A: "Eh.. btw, kalau mulai puasanya gak bareng gimana yach? Di Indonesia 'kan sering tu, mulai puasa gak bareng, kadang lebarannya yang gak bareng kayak besok itu, trus malam Lailatul Qadar-nya jatuh hari apa dong? Ganjil buat yang satu kan berarti genap buat yang lain..."
B: (sambil tetep makan dan cuek) "Ya mangkanya, Indonesia tu gak pernah dapet Lailatul Qadar. Bingung ngitungnya soalnya. Dan karena Tuhan tu Maha Adil, ya udahlah mending semuanya gak dikasih"
Glekk... hummm.... bener juga ya, jangan-jangan Tuhan bingung (loh... mosok Tuhan bingung? Ada-ada aja nih pikiran). Secuplik percakapan ringan di atas membuatku berpikir ke mana-mana. Beberapa pikiran sempet melayang di kepala
- Apa benar perbedaan penghitungan hari yang jamak terjadi di Indonesia, itu sudah bukan lagi merupakan rahmat? Kata-kata si B tadi cukup mengganggu pikiranku, walau dia menyampaikan dengan bahasa yang mengundang konflik SARA hehe..
- Apa benar Lailatul Qadar itu hanya terjadi di malam ganjil pada 10 hari terakhir bulan Ramadhan? Lantas bagaimana dengan Nuzulul Qur'an yang jatuhnya di tanggal 17 (jelas ini bukan 10 hari terakhir Ramadhan) dan disebutkan bahwa malam itu adalah malam Lailatul Qadar? kalau hal ini memang saya akui bahwa referensi hadits saya sedikit sekali. Mohon pencerahan...
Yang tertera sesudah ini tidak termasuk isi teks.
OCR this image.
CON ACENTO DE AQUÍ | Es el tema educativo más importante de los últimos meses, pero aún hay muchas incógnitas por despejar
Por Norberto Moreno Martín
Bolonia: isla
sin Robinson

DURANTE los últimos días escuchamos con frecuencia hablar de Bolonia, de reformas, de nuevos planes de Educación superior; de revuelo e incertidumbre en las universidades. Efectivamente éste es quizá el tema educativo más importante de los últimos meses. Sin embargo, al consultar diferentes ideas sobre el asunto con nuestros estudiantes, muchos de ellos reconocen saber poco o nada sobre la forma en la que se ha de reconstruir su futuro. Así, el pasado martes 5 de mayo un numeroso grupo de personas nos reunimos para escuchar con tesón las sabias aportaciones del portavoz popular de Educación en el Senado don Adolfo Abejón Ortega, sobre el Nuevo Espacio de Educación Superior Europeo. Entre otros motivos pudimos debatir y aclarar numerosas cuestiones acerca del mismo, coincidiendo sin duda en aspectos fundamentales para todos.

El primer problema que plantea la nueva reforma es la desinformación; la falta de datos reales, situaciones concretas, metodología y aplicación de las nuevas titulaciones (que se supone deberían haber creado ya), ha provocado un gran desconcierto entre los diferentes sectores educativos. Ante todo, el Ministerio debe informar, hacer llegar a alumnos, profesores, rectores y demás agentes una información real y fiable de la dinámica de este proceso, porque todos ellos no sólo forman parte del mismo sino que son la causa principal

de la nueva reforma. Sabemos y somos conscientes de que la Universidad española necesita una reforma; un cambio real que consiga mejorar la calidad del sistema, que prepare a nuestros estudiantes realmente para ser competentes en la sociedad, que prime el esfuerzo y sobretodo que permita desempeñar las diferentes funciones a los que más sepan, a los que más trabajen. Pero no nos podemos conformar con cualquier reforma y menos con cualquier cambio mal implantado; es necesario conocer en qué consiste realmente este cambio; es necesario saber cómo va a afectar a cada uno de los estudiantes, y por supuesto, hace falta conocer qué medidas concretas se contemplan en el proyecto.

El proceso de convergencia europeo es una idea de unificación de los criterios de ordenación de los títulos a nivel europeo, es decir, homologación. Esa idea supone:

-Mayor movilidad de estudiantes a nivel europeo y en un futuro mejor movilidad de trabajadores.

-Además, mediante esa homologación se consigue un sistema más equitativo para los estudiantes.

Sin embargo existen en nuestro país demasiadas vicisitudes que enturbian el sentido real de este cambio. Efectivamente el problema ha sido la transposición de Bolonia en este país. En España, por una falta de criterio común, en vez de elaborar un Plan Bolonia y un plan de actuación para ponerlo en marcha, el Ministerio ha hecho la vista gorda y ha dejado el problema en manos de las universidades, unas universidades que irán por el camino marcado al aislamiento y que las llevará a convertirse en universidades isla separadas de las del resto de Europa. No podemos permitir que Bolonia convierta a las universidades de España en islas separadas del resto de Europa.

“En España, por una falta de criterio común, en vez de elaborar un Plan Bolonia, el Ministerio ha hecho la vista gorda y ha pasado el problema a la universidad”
- Kemudian saya berpikir, buat apa kita harus mempersoalkan Lailatul Qadar? Puasa itu sendiri adalah hak dan milik Allah, demikian juga dengan Lailatul Qadar ini. Sedikitnya informasi yang jelas tentang waktu dan tanda-tanda malam ini yang membuat saya berpikir bahwa malam tersebut memang tidak masuk dalam capaian alam berpikir manusia.
Ahh.... entahlah, saya tidak pernah
terlalu peduli dengan hitungan puasa, yang penting digenapi, ibadah diperbanyak, dan usaha menempa diri diperkuat. Saya pun merasa untuk tahun ini Lailatul Qadar itu bukan untuk saya, terlalu sedikit amalan saya di bulan ini. Akan tetapi, kalau memang diberi rejeki dan mendapatkan kemuliaan malam tersebut, ya
alhamdulillahi rabbil 'aalamiin. Yang jelas tetap
istiqomah untuk berprasangka baik kepada Allah, karena Allah itu sesuai dengan prasangka hamba-Nya.
Lah... lantas gimana kalau ditanyain ama adek-adek kecil, atau kalo besok dah punya anak dan dia tanya gitu ke bapaknya? Mosok bapaknya gak bisa jawab?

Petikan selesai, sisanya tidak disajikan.